It has become compulsory for purchasers of unprocessed minerals from unlicenced, small-scale and artisanal miners to pay a 10 percent withholding tax (WHT), in a move that could spur revenue growth the revised Income Tax Act, 2015, (Act 896), has stipulated.
The new WHT on the purchase of unprocessed minerals is in line with efforts by government to broaden the tax base. Earnings from the 10 percent tax should compensate losses the country currently incurs through their operations as a result of non-payment of royalties and other tax revenues.
A Deputy Commissioner at the Domestic Tax Revenue Division (DTRD) of the Ghana Revenue Authority, Mr. Edward Gyambrah, speaking at a media interaction in Accra explained that before the new act’s introduction, activities of artisanal and illegal miners paid no taxes except for value added tax (VAT) on their inputs.
Government is aiming at taking part of the growing pie in the small-scale, artisanal and illegal mining business, which accounted for 34 percent representing approximately 1.6 million ounces of national gold output in 2014.
In 2014, the country’s gold output fell by 17 percent to 3.16 million ounces about US$3.18billion on account of lower production in all the major mining companies except those in the operations of small-scale, artisanal and unlicenced operators.

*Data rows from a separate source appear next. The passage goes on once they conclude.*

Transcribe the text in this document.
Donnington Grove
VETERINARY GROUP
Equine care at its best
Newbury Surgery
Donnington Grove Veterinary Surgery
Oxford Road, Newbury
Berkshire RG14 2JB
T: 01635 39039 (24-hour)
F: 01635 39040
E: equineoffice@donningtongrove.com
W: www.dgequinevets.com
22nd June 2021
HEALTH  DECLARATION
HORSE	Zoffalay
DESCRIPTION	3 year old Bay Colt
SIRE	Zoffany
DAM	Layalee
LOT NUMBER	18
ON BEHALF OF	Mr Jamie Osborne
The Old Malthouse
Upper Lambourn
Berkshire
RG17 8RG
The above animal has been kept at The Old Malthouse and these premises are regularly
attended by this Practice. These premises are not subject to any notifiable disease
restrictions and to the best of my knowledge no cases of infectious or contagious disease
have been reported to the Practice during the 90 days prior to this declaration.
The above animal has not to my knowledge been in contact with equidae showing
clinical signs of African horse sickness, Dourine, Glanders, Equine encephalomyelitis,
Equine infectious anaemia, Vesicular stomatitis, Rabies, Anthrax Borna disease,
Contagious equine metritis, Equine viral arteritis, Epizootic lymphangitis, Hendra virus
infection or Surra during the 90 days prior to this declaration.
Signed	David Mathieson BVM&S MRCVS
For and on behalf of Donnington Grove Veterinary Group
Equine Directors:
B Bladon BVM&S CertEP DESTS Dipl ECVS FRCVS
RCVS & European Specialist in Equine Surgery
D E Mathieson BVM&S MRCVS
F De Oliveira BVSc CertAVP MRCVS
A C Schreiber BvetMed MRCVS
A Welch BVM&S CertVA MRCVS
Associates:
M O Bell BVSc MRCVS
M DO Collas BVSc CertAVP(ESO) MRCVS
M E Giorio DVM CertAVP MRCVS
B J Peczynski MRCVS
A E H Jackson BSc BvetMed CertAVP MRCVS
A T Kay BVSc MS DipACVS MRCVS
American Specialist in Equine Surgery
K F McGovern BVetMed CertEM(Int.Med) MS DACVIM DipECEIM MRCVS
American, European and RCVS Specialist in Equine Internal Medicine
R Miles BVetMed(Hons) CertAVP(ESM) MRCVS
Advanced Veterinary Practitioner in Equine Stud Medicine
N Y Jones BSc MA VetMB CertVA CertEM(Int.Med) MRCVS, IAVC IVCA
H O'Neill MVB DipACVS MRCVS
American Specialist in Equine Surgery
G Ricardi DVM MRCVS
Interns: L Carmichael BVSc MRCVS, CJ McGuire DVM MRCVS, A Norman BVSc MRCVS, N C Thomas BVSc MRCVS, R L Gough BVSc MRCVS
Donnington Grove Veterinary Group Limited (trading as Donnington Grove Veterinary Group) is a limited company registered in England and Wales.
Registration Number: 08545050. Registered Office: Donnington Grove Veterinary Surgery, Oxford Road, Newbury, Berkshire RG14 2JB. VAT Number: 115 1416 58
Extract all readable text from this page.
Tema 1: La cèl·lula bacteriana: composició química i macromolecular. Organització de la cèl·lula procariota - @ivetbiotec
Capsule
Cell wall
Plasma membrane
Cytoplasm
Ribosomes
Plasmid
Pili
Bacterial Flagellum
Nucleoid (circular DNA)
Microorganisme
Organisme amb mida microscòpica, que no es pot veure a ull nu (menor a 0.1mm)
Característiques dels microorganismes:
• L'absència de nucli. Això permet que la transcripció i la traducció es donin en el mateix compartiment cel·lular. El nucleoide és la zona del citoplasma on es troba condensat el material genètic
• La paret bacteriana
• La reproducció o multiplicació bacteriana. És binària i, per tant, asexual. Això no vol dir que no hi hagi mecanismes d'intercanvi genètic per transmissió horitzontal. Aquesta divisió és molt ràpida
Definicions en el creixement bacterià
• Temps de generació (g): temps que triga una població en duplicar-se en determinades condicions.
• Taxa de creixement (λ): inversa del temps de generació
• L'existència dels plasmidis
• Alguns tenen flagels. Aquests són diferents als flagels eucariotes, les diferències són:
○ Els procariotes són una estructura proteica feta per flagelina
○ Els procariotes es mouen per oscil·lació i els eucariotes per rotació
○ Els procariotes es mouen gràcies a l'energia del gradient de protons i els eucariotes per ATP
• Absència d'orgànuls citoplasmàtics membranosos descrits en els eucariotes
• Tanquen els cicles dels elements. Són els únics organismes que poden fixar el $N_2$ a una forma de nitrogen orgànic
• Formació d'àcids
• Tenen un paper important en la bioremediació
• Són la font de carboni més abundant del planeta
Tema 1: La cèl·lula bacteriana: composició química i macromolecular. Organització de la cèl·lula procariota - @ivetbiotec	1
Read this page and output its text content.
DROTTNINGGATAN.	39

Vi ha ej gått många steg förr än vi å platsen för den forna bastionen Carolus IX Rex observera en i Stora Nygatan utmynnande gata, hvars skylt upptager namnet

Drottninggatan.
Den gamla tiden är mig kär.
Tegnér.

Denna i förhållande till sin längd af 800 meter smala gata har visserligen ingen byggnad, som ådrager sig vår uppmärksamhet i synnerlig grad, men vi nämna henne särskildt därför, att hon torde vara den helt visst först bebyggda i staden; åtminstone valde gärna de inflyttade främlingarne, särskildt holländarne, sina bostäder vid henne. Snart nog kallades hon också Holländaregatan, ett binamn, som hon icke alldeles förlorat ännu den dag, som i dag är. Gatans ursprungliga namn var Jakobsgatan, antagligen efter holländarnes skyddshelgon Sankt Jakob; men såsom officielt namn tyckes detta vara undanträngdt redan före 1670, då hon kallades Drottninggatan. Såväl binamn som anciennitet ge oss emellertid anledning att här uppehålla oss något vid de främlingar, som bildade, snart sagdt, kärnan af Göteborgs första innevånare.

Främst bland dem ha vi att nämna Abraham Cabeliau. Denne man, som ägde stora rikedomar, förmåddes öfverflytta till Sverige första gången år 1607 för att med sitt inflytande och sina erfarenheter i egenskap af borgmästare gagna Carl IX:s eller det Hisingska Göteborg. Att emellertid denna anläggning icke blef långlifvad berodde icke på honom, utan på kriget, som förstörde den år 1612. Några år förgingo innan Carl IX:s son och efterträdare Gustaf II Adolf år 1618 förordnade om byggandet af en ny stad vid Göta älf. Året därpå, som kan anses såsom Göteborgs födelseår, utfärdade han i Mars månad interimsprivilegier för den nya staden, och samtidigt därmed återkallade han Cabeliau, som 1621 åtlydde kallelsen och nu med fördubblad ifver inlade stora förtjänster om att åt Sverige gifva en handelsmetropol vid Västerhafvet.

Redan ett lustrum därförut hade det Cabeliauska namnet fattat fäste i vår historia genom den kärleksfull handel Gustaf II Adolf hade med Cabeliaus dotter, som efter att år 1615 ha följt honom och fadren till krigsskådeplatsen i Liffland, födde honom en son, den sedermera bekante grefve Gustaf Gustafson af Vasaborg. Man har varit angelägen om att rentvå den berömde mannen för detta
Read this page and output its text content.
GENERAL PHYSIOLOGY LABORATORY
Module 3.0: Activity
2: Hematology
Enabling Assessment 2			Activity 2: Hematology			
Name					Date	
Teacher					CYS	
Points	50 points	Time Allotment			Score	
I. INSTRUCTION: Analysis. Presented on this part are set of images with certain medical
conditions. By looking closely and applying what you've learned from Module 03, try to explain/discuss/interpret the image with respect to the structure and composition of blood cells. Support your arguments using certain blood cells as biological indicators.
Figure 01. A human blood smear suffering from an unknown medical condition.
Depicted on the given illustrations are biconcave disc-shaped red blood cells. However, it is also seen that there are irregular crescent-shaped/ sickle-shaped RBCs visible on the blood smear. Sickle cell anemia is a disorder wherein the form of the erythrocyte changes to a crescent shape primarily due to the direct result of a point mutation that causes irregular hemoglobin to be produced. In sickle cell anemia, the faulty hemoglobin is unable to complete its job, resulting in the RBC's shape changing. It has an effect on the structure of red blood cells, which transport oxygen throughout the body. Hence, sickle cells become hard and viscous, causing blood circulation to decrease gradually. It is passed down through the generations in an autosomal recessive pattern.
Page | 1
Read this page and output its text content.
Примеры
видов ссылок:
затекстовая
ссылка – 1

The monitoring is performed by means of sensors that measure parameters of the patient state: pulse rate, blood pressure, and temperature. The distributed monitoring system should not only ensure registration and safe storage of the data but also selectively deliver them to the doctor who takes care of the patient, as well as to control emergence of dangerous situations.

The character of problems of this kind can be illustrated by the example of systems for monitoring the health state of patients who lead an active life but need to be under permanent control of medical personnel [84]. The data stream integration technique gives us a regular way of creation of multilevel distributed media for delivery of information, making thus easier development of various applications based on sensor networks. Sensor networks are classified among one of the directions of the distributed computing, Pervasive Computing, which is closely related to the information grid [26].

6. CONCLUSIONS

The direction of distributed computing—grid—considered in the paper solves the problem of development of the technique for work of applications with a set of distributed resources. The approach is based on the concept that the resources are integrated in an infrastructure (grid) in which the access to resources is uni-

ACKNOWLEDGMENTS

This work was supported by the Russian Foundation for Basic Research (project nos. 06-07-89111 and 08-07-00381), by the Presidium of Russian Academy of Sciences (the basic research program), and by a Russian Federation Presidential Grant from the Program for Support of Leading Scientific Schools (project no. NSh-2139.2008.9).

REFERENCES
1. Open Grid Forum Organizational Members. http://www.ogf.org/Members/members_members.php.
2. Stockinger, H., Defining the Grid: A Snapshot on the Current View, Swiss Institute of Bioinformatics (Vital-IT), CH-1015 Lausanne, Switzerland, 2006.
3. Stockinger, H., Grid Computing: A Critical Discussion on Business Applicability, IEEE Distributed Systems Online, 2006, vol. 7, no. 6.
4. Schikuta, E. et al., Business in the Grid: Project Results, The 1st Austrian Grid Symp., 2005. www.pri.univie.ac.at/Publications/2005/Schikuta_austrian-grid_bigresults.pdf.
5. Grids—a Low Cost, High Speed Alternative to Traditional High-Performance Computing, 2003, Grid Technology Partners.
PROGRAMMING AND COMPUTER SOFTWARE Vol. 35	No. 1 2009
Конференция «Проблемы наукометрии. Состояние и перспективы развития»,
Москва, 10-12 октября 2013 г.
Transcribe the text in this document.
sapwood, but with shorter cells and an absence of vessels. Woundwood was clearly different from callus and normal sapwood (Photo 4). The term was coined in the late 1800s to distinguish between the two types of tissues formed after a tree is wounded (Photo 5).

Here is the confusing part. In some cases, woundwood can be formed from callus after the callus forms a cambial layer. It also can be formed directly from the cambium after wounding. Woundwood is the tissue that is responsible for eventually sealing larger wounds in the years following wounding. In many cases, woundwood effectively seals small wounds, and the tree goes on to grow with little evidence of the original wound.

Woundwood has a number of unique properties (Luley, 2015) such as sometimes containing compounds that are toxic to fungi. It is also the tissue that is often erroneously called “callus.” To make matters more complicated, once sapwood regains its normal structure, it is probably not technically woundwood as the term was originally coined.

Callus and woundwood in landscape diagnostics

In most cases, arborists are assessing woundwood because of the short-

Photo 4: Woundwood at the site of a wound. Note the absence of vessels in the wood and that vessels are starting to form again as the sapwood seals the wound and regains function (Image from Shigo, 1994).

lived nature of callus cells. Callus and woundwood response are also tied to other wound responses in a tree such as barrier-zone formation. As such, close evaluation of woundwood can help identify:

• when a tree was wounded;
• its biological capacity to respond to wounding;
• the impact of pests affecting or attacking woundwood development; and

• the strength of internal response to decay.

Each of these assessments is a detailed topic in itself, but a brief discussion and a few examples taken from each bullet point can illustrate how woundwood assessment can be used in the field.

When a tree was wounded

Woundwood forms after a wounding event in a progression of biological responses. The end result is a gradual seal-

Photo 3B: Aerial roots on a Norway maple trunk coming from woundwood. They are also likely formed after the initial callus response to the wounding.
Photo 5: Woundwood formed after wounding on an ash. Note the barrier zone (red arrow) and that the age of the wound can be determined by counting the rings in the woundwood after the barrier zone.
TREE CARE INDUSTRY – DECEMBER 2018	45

It is estimated that about GH¢500million is lost annually in taxes and royalties to these artisanal, small-scale and unlicenced gold miners.
A Tax Policy Advisor at the Ministry of Finance, Dr. Edward Larbi-Siaw, disagreed with concerns that the disorganised nature of operators in that bracket will render the new tax ineffective, explaining that measures are in place to help get every operator in that segment to comply.
“Because they are difficult to reach, we are saying that when buyers buy their products, they should withhold; and that is the only way we can get them to also contribute to revenues,” he said.
Their products are mostly sold to the licenced gold buyers and the Precious Minerals Marketing Company (PMMC).
Dr. Larbi-Siaw said government is now hoping to reverse that trend by first getting them to contribute to national revenues.
“If you look at the way they are degrading the environment, dirtying the water and things like that, the only way we can benefit from them is to let them contribute small. But we are not leaving it there; when the tax starts we will then organise them into formal operations,” he said.